4 maggio 1949 e 3 dicembre 1906 sono le due date fondamentali della Storia del Toro, ma lo sono anche per il calcio italiano e per la storia del Paese. La prima è quella che vide perire il Grande Torino, la seconda è quella del primo giorno di vita della società granata. Dal lontano 1906 passando per il tragico 1949 arrivando a oggi c’è un filo conduttore che resiste nonostante tutto, compresi la demolizione dello stadio Filadelfia, il fallimento e la pochezza dei risultati degli ultimi decenni. Un filo che non si è mai spezzato e che unisce persone di età ed estrazione sociale diverse. Il Grande Torino non era solo una squadra di calcio, troppo riduttivo, era un simbolo di quell’Italia voleva tornare a essere il paese che nei secoli aveva dato vita all’impero romano, al medioevo, al rinascimento, al risorgimento, all’unità d’Italia e che usciva da una devastante guerra, la seconda guerra mondiale, e dalle lotte che avevano visti contrapposti gli italiani che appartenevano alla resistenza e gli italiani che erano legati al regime fascista.
Quegli italiani, anche chi non era tifoso del Torino, avevano fatto propria la squadra di Mazzola e compagni perché quel Torino in campo esprimeva una grande eleganza nel gesto atletico coniugata a un calcio innovativo, il sistema, e riusciva a interpretarlo perfettamente come testimoniano i cinque scudetti conquistati, ma soprattutto il numero di partite vinte in quei campionati, 121, a fronte di quelle pareggiate, 34, e perse, 17, e i gol realizzati, 440, in rapporto a quelli subiti, 151. Una squadra che è arrivata a fornire alla Nazionale dieci su undici giocatori. Una squadra che aveva la sfrontatezza, data dalla certezza nei propri mezzi, di giocare sottotono quando affrontava avversari meno forti e di attendere il momento opportuno per il quarto d’ora granata, quando nello stadio Filadelfia riecheggiavano i tre squilli di tromba di Bolmida, un tifoso, che davano il là al cambiamento di ritmo che significava la fine delle speranze per gli avversari: il capitano, Valentino Mazzola, si rimboccava le maniche e il Torino s’impossessava della vittoria. Quale esempio poteva essere più calzante e allo stesso tempo gioioso per una nazione che doveva risollevarsi dalla sconfitta della guerra?

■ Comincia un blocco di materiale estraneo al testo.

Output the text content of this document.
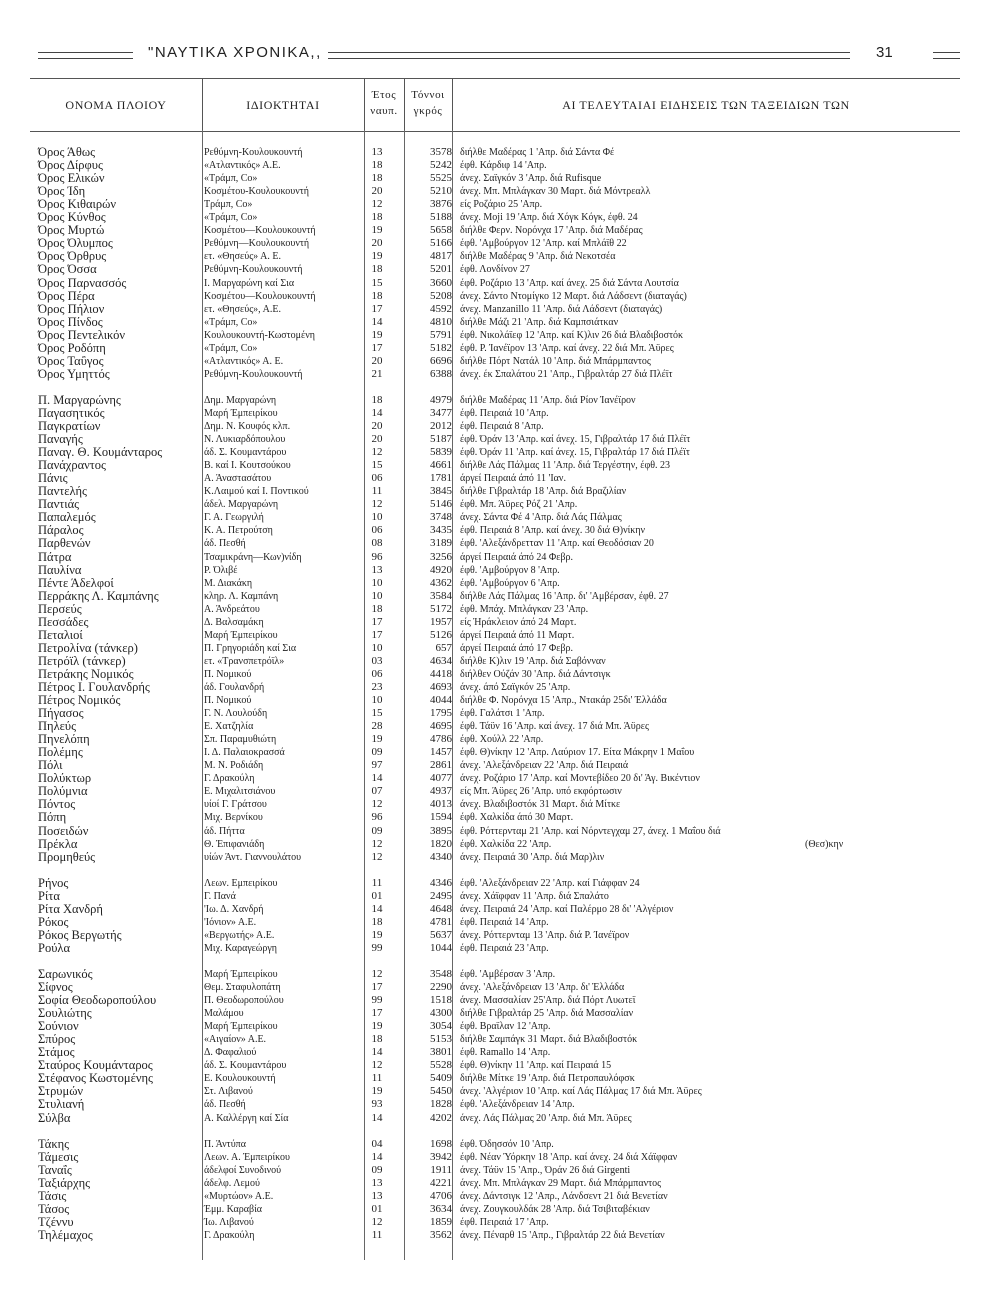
"ΝΑΥΤΙΚΑ ΧΡΟΝΙΚΑ,,	31
ΟΝΟΜΑ ΠΛΟΙΟΥ	ΙΔΙΟΚΤΗΤΑΙ
Έτος
ναυπ.
Τόννοι
γκρός	ΑΙ ΤΕΛΕΥΤΑΙΑΙ ΕΙΔΗΣΕΙΣ ΤΩΝ ΤΑΞΕΙΔΙΩΝ ΤΩΝ
Όρος Άθως	Ρεθύμνη-Κουλουκουντή	13	3578 διήλθε Μαδέρας 1 'Απρ. διά Σάντα Φέ
Όρος Δίρφυς	«Ατλαντικός» Α.Ε.	18	5242 έφθ. Κάρδιφ 14 'Απρ.
Όρος Ελικών	«Τράμπ, Co»	18	5525 άνεχ. Σαϊγκόν 3 'Απρ. διά Rufisque
Όρος Ίδη	Κοσμέτου-Κουλουκουντή	20	5210 άνεχ. Μπ. Μπλάγκαν 30 Μαρτ. διά Μόντρεαλλ
Όρος Κιθαιρών	Τράμπ, Co»	12	3876 είς Ροζάριο 25 'Απρ.
Όρος Κύνθος	«Τράμπ, Co»	18	5188 άνεχ. Moji 19 'Απρ. διά Χόγκ Κόγκ, έφθ. 24
Όρος Μυρτώ	Κοσμέτου—Κουλουκουντή	19	5658 διήλθε Φερν. Νορόνχα 17 'Απρ. διά Μαδέρας
Όρος Όλυμπος	Ρεθύμνη—Κουλουκουντή	20	5166 έφθ. 'Αμβούργον 12 'Απρ. καί Μπλάϊθ 22
Όρος Όρθρυς	ετ. «Θησεύς» Α. Ε.	19	4817 διήλθε Μαδέρας 9 'Απρ. διά Νεκοτσέα
Όρος Όσσα	Ρεθύμνη-Κουλουκουντή	18	5201 έφθ. Λονδίνον 27
Όρος Παρνασσός	Ι. Μαργαρώνη καί Σια	15	3660 έφθ. Ροζάριο 13 'Απρ. καί άνεχ. 25 διά Σάντα Λουτσία
Όρος Πέρα	Κοσμέτου—Κουλουκουντή	18	5208 άνεχ. Σάντο Ντομίγκο 12 Μαρτ. διά Λάδσεντ (διαταγάς)
Όρος Πήλιον	ετ. «Θησεύς», Α.Ε.	17	4592 άνεχ. Manzanillo 11 'Απρ. διά Λάδσεντ (διαταγάς)
Όρος Πίνδος	«Τράμπ, Co»	14	4810 διήλθε Μάζι 21 'Απρ. διά Καμπσιάτκαν
Όρος Πεντελικόν	Κουλουκουντή-Κωστομένη	19	5791 έφθ. Νικολάϊεφ 12 'Απρ. καί Κ)λιν 26 διά Βλαδιβοστόκ
Όρος Ροδόπη	«Τράμπ, Co»	17	5182 έφθ. Ρ. Ίανέϊρον 13 'Απρ. καί άνεχ. 22 διά Μπ. Άϋρες
Όρος Ταΰγος	«Ατλαντικός» Α. Ε.	20	6696 διήλθε Πόρτ Νατάλ 10 'Απρ. διά Μπάρμπαντος
Όρος Υμηττός	Ρεθύμνη-Κουλουκουντή	21	6388 άνεχ. έκ Σπαλάτου 21 'Απρ., Γιβραλτάρ 27 διά Πλέϊτ
Π. Μαργαρώνης	Δημ. Μαργαρώνη	18	4979 διήλθε Μαδέρας 11 'Απρ. διά Ρίον Ίανέϊρον
Παγασητικός	Μαρή Έμπειρίκου	14	3477 έφθ. Πειραιά 10 'Απρ.
Παγκρατίων	Δημ. Ν. Κουφός κλπ.	20	2012 έφθ. Πειραιά 8 'Απρ.
Παναγής	Ν. Λυκιαρδόπουλου	20	5187 έφθ. Όράν 13 'Απρ. καί άνεχ. 15, Γιβραλτάρ 17 διά Πλέϊτ
Παναγ. Θ. Κουμάνταρος	άδ. Σ. Κουμαντάρου	12	5839 έφθ. Όράν 11 'Απρ. καί άνεχ. 15, Γιβραλτάρ 17 διά Πλέϊτ
Πανάχραντος	Β. καί Ι. Κουτσούκου	15	4661 διήλθε Λάς Πάλμας 11 'Απρ. διά Τεργέστην, έφθ. 23
Πάνις	Α. Άναστασάτου	06	1781 άργεί Πειραιά άπό 11 'Ιαν.
Παντελής	Κ.Λαιμού καί Ι. Ποντικού	11	3845 διήλθε Γιβραλτάρ 18 'Απρ. διά Βραζιλίαν
Παντιάς	άδελ. Μαργαρώνη	12	5146 έφθ. Μπ. Άϋρες Ρόζ 21 'Απρ.
Παπαλεμός	Γ. Α. Γεωργιλή	10	3748 άνεχ. Σάντα Φέ 4 'Απρ. διά Λάς Πάλμας
Πάραλος	Κ. Α. Πετρούτση	06	3435 έφθ. Πειραιά 8 'Απρ. καί άνεχ. 30 διά Θ)νίκην
Παρθενών	άδ. Πεσθή	08	3189 έφθ. 'Αλεξάνδρετταν 11 'Απρ. καί Θεοδόσιαν 20
Πάτρα	Τσαμικράνη—Κων)νίδη	96	3256 άργεί Πειραιά άπό 24 Φεβρ.
Παυλίνα	Ρ. Όλιβέ	13	4920 έφθ. 'Αμβούργον 8 'Απρ.
Πέντε Άδελφοί	Μ. Διακάκη	10	4362 έφθ. 'Αμβούργον 6 'Απρ.
Περράκης Λ. Καμπάνης	κληρ. Λ. Καμπάνη	10	3584 διήλθε Λάς Πάλμας 16 'Απρ. δι' 'Αμβέρσαν, έφθ. 27
Περσεύς	Α. Άνδρεάτου	18	5172 έφθ. Μπάχ. Μπλάγκαν 23 'Απρ.
Πεσσάδες	Δ. Βαλσαμάκη	17	1957 είς Ήράκλειον άπό 24 Μαρτ.
Πεταλιοί	Μαρή Έμπειρίκου	17	5126 άργεί Πειραιά άπό 11 Μαρτ.
Πετρολίνα (τάνκερ)	Π. Γρηγοριάδη καί Σια	10	657 άργεί Πειραιά άπό 17 Φεβρ.
Πετρόϊλ (τάνκερ)	ετ. «Τρανσπετρόϊλ»	03	4634 διήλθε Κ)λιν 19 'Απρ. διά Σαβόνναν
Πετράκης Νομικός	Π. Νομικού	06	4418 διήλθεν Ούζάν 30 'Απρ. διά Δάντσιγκ
Πέτρος Ι. Γουλανδρής	άδ. Γουλανδρή	23	4693 άνεχ. άπό Σαϊγκόν 25 'Απρ.
Πέτρος Νομικός	Π. Νομικού	10	4044 διήλθε Φ. Νορόνχα 15 'Απρ., Ντακάρ 25δι' Έλλάδα
Πήγασος	Γ. Ν. Λουλούδη	15	1795 έφθ. Γαλάτσι 1 'Απρ.
Πηλεύς	Ε. Χατζηλία	28	4695 έφθ. Τάϋν 16 'Απρ. καί άνεχ. 17 διά Μπ. Άϋρες
Πηνελόπη	Σπ. Παραμυθιώτη	19	4786 έφθ. Χούλλ 22 'Απρ.
Πολέμης	Ι. Δ. Παλαιοκρασσά	09	1457 έφθ. Θ)νίκην 12 'Απρ. Λαύριον 17. Είτα Μάκρην 1 Μαΐου
Πόλι	Μ. Ν. Ροδιάδη	97	2861 άνεχ. 'Αλεξάνδρειαν 22 'Απρ. διά Πειραιά
Πολύκτωρ	Γ. Δρακούλη	14	4077 άνεχ. Ροζάριο 17 'Απρ. καί Μοντεβίδεο 20 δι' Άγ. Βικέντιον
Πολύμνια	Ε. Μιχαλιτσιάνου	07	4937 είς Μπ. Άϋρες 26 'Απρ. υπό εκφόρτωσιν
Πόντος	υίοί Γ. Γράτσου	12	4013 άνεχ. Βλαδιβοστόκ 31 Μαρτ. διά Μίτκε
Πόπη	Μιχ. Βερνίκου	96	1594 έφθ. Χαλκίδα άπό 30 Μαρτ.
Ποσειδών	άδ. Πήττα	09	3895 έφθ. Ρόττερνταμ 21 'Απρ. καί Νόρντεγχαμ 27, άνεχ. 1 Μαΐου διά
Πρέκλα	Θ. Έπιφανιάδη	12	1820 έφθ. Χαλκίδα 22 'Απρ.	(Θεσ)κην
Προμηθεύς	υίών Άντ. Γιαννουλάτου	12	4340 άνεχ. Πειραιά 30 'Απρ. διά Μαρ)λιν
Ρήνος	Λεων. Εμπειρίκου	11	4346 έφθ. 'Αλεξάνδρειαν 22 'Απρ. καί Γιάφφαν 24
Ρίτα	Γ. Πανά	01	2495 άνεχ. Χάϊφφαν 11 'Απρ. διά Σπαλάτο
Ρίτα Χανδρή	'Ιω. Δ. Χανδρή	14	4648 άνεχ. Πειραιά 24 'Απρ. καί Παλέρμο 28 δι' 'Αλγέριον
Ρόκος	'Ιόνιον» Α.Ε.	18	4781 έφθ. Πειραιά 14 'Απρ.
Ρόκος Βεργωτής	«Βεργωτής» Α.Ε.	19	5637 άνεχ. Ρόττερνταμ 13 'Απρ. διά Ρ. Ίανέϊρον
Ρούλα	Μιχ. Καραγεώργη	99	1044 έφθ. Πειραιά 23 'Απρ.
Σαρωνικός	Μαρή Έμπειρίκου	12	3548 έφθ. 'Αμβέρσαν 3 'Απρ.
Σίφνος	Θεμ. Σταφυλοπάτη	17	2290 άνεχ. 'Αλεξάνδρειαν 13 'Απρ. δι' Έλλάδα
Σοφία Θεοδωροπούλου	Π. Θεοδωροπούλου	99	1518 άνεχ. Μασσαλίαν 25'Απρ. διά Πόρτ Λυωτεϊ
Σουλιώτης	Μαλάμου	17	4300 διήλθε Γιβραλτάρ 25 'Απρ. διά Μασσαλίαν
Σούνιον	Μαρή Έμπειρίκου	19	3054 έφθ. Βραϊλαν 12 'Απρ.
Σπύρος	«Αιγαίον» Α.Ε.	18	5153 διήλθε Σαμπάγκ 31 Μαρτ. διά Βλαδιβοστόκ
Στάμος	Δ. Φαφαλιού	14	3801 έφθ. Ramallo 14 'Απρ.
Σταύρος Κουμάνταρος	άδ. Σ. Κουμαντάρου	12	5528 έφθ. Θ)νίκην 11 'Απρ. καί Πειραιά 15
Στέφανος Κωστομένης	Ε. Κουλουκουντή	11	5409 διήλθε Μίτκε 19 'Απρ. διά Πετροπαυλόφσκ
Στρυμών	Στ. Λιβανού	19	5450 άνεχ. 'Αλγέριον 10 'Απρ. καί Λάς Πάλμας 17 διά Μπ. Άϋρες
Στυλιανή	άδ. Πεσθή	93	1828 έφθ. 'Αλεξάνδρειαν 14 'Απρ.
Σύλβα	Α. Καλλέργη καί Σία	14	4202 άνεχ. Λάς Πάλμας 20 'Απρ. διά Μπ. Άϋρες
Τάκης	Π. Άντύπα	04	1698 έφθ. Όδησσόν 10 'Απρ.
Τάμεσις	Λεων. Α. Έμπειρίκου	14	3942 έφθ. Νέαν Ύόρκην 18 'Απρ. καί άνεχ. 24 διά Χάϊφφαν
Ταναΐς	άδελφοί Συνοδινού	09	1911 άνεχ. Τάϋν 15 'Απρ., Όράν 26 διά Girgenti
Ταξιάρχης	άδελφ. Λεμού	13	4221 άνεχ. Μπ. Μπλάγκαν 29 Μαρτ. διά Μπάρμπαντος
Τάσις	«Μυρτώον» Α.Ε.	13	4706 άνεχ. Δάντσιγκ 12 'Απρ., Λάνδσεντ 21 διά Βενετίαν
Τάσος	Έμμ. Καραβία	01	3634 άνεχ. Ζουγκουλδάκ 28 'Απρ. διά Τσιβιταβέκιαν
Τζέννυ	Ίω. Λιβανού	12	1859 έφθ. Πειραιά 17 'Απρ.
Τηλέμαχος	Γ. Δρακούλη	11	3562 άνεχ. Πέναρθ 15 'Απρ., Γιβραλτάρ 22 διά Βενετίαν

Il Grande Torino non appartiene solo ai tifosi del Toro appartiene a tutti quelli che, conoscendo i valori che incarnavano quei giocatori e che cosa rappresentavano per chi all’epoca c’era, vogliono continuare a perpetrarli e ne fanno una massima di vita. La tragica fine della squadra ha trasformato in eroi leggendari quei calciatori che solo il destino è riuscito a fermare impedendogli di continuare a mietere trionfi. Il 4 maggio 1949 l’aereo che riportava a casa il Torino da Lisbona, dove aveva disputato una partita amichevole in onore del capitano del Benfica Francisco Ferreira, si schiantò contro il terrapieno sul quale è edificata la Basilica sul colle di Superga. Ogni anno da allora il 4 maggio è la giornata dedicata alle commemorazioni: la messa alla Basilica di Superga e poi la squadra, con i dirigenti e i tifosi si recano alla lapide, situata nel punto d’impatto dell’aereo con il terrapieno, e il capitano di turno depone una corona di fiori e legge ad alta voce i nomi dei defunti. Giocatori: Valerio Bacigalupo, Aldo Ballarin, Dino Ballarin, Émile Bongiorni, Eusebio Castigliano, Rubens Fadini, Guglielmo Gabetto, Ruggero Grava, Giuseppe Grezar, Ezio Loik, Virgilio Maroso, Danilo Martelli, Valentino Mazzola, Romeo Menti, Piero Operto, Franco Ossola, Mario Rigamonti, Julius Schubert; dirigenti: Arnaldo Agnisetta, Ippolito Civalleri, Andrea Bonaiuti (organizzatore delle trasferte della squadra granata); allenatori: Egri Erbstein, Leslie Lievesley, Osvaldo Cortina (massaggiatore); giornalisti: Renato Casalbore, Renato Tosatti, Luigi Cavallero; equipaggio: Pierluigi Meroni, Celeste D’Inca, Cesare Biancardi, Antonio Pangrazi.